M. Daniel Dubois. La faculté pour les organismes d'habitation à loyer modéré de prendre en gestion les logements appartenant notamment à l'État ou à une collectivité territoriale est expressément énoncée au troisième alinéa de l'article L. 442-9 du code de la construction et de l'habitation.

Le présent amendement vise à aligner la situation à cet égard des sociétés d'économie mixte sur celle des organismes d'habitation à loyer modéré.

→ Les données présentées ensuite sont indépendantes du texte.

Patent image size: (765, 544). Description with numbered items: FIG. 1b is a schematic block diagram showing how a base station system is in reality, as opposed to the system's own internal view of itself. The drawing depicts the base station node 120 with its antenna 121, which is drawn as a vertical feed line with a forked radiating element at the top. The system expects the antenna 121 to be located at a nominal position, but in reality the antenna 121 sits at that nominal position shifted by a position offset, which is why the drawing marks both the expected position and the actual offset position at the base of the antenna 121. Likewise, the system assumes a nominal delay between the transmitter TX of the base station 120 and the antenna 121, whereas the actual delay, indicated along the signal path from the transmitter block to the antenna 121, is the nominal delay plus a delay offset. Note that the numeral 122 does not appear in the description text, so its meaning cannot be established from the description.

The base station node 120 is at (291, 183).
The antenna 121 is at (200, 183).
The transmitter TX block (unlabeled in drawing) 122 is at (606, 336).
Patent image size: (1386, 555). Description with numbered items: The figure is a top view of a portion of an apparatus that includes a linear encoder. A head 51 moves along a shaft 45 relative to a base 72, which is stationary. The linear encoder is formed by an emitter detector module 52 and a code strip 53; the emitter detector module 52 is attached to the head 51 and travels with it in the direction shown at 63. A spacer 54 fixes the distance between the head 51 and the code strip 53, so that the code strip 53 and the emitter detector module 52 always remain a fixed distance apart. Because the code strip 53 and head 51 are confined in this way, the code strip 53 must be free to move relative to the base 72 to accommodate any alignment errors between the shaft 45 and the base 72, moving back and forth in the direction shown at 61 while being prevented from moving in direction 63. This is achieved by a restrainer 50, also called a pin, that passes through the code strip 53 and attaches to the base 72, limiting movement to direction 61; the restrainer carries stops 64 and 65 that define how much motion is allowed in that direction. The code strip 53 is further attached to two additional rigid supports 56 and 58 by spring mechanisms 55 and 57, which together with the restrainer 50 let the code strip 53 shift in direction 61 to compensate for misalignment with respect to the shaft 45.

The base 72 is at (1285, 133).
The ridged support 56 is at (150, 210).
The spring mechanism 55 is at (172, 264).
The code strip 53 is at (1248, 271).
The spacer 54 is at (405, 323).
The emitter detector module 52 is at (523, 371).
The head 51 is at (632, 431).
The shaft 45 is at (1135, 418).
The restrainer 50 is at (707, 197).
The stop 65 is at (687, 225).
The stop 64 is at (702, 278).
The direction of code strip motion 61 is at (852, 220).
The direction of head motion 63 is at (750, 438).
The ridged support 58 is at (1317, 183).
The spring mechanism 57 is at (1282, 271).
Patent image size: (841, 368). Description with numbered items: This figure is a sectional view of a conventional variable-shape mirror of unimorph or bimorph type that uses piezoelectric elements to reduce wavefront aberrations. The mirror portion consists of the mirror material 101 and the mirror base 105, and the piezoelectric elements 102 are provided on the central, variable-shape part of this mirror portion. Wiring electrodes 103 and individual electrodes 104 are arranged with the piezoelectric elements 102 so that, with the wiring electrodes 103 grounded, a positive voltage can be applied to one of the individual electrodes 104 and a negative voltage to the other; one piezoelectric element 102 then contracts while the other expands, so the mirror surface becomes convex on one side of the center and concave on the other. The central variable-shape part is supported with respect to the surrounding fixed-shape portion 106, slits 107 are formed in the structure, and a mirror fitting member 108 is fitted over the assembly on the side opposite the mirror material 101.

M. le président. Quel est l’avis de la commission ?

M. Dominique Braye, rapporteur. Avant de donner l’avis de la commission sur le sous-amendement n° 223 rectifié, qu’a défendu Mme Pasquet, je souhaite répondre aux deux interrogations qu’elle a formulées.

Ma chère collègue, l’amendement n° 101 rectifié ter a naturellement été soumis à l’ensemble des membres de la commission, et je ne doute pas que, compte tenu de sa longueur, ceux d’entre eux qui appartiennent à la majorité l’ont étudié avec beaucoup d’attention avant de l’adopter.

J’ajoute que nos propositions font suite à l’audition de tous les responsables des SEM, qui non seulement les approuvent, mais encore les réclament.

S’agissant de votre sous-amendement n° 223 rectifié, je ne vois pas les raisons qui justifieraient de donner une voix délibérative aux associations de locataires au sein des conseils d’administration des SEM.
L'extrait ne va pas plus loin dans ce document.